Sunday, April 04, 1999

Bengals' braintrust differs on favorite QB




BY TIM SULLIVAN
The Cincinnati Enquirer

        There is no draft consensus with the Cincinnati Bengals. There is really no need.

        Opinions are divided at Spinney Field concerning the relative strengths of the 1999 quarterback class. Mike Brown says no two of his experts prefer the same guy. Yet probabilities are that the pick will be made not through a meeting of the minds, but by a process of elimination.

        There are three quarterbacks on everyone's list: Ore gon's strong-armed Akili Smith, Syracuse's nimble Donovan McNabb and Kentucky's precise Tim Couch. There are three teams thinking quarterback at the top of the draft: Cleveland, Philadelphia and Cincinnati. The Bengals choose third.

        “We'll get one if we want one,” Brown said. “And we're likely to want one. ... We'd be happy to have any one of them.”

May get lucky
        You don't always get exactly what you want in the National Football League. But if you try, sometimes, you just might find, you get what you need. Dan Marino was the sixth quarterback selected in the 1983 draft, and this year's class could be comparably deep.

        Besides Smith, McNabb and Couch, Central Florida's Daunte Culpepper, UCLA's Cade McNown and Washing ton's Brock Huard could also rate first-round selections. There's no way of saying with any degree of certainty which of these prospects will make the best pro, and which are better suited to be selling insurance.

        But there's nearly no way to win if you don't get a good one.

        So the Bengals are prepar ing to take the plunge, despite a history of first-round quarterback busts (Jack Thompson, David Klingler) and pressing needs at other positions (you name it). Though the prudent approach might be to trade down for quantity — New Orleans coach Mike Ditka says he'll swap all of his selections to get Texas running back Ricky Williams — Brown is resolved to start grooming a quarterback for his new stadium, and resigned to grabbing whichever one is left on the board on April 17.

        “If you don't have a productive quarterback, you will not have a winning team,” Brown said. “It is one to one. ... If it doesn't work out, they will have something else to pound me about.”

Few sure things
        Typically, drafting quarterbacks is asking for trouble. There are so many factors to consider — size, strength, accuracy, mobility, intelligence, instinct — and few college players provide the whole package. Klingler, for instance, had a terrific arm and was brilliant at breaking down defenses on the chalkboard. Under pressure, however, he was often paralyzed. Behind the Bengals' line, he was under constant pressure.

        The sheer speed of the pro game is a revelation to college players, and a quantum leap for most quarterbacks. Thus the washout rate is higher than at positions where the premium is on quickness and strength. For every Drew Bledsoe, there's a Heath Shuler. For every Troy Aikman, there's an Andre Ware. For every Peyton Manning, there's a Ryan Leaf.

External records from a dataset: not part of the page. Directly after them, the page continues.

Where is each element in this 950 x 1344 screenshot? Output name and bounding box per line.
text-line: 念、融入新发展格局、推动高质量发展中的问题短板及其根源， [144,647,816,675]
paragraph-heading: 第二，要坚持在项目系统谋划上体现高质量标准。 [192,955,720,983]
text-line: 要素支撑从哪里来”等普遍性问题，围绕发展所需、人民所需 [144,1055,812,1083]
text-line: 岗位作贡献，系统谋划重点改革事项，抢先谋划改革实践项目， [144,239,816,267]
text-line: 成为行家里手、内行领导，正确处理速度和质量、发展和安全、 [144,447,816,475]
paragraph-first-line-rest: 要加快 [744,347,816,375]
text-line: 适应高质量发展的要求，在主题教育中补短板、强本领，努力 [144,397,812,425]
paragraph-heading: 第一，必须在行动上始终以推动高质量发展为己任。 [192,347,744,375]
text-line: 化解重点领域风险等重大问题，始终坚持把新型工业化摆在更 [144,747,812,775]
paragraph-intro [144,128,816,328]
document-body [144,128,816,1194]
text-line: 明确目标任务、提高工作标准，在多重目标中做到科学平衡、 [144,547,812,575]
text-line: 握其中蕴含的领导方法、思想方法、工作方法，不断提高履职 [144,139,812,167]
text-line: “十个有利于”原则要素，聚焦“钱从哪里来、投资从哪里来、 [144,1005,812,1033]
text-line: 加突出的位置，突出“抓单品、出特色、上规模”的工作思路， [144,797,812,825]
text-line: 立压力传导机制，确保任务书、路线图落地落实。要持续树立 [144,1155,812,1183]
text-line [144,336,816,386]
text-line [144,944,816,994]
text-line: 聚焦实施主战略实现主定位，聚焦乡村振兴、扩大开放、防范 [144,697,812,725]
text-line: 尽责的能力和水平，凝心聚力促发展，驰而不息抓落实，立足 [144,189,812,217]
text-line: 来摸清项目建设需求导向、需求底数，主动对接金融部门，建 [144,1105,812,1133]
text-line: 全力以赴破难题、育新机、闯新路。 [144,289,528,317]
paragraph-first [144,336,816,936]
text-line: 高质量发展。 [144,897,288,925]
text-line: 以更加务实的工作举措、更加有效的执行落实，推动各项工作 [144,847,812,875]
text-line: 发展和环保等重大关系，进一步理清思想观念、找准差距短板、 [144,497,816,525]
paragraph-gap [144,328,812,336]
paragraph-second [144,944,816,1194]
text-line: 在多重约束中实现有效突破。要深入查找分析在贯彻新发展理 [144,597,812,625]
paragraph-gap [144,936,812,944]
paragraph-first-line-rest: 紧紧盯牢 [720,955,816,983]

        Jim Lippincott, the Bengals' pro/college personnel director, says there's no player as polished as Manning in this year's crop. His own preference is for Oregon's Smith. He expects, however, to get Kentucky's Couch. Though the Bengals have long expressed concern about the UK quarterback's arm strength — particularly his ability to throw long passes on a line — they like his poise, his experience and his potential impact on ticket sales.

        “He might be the guy who falls in our lap,” Lippincott said. “We all lie to each other this time of year — there's no honor among thieves — but as I call around the league, that's the way it looks.”

        Just in case, Lippincott has invited all three of the quarterbacks to town this week for final inspections. McNabb is Monday. Couch is Tuesday. Smith is Friday.

        “If you ended up with Donovan McNabb, you wouldn't feel sorry for yourself,” Lippincott said. “Or Tim Couch. Who's to say who's going to be the best four years from now? Maybe McNabb is the best of them all. Sometimes, you get surprised.”

        An educated guess is still a guess. Picking a quarterback out of this crop is largely a matter of taste.

        “That's why Baskin Robbins has 31 flavors of ice cream,” Lippincott said.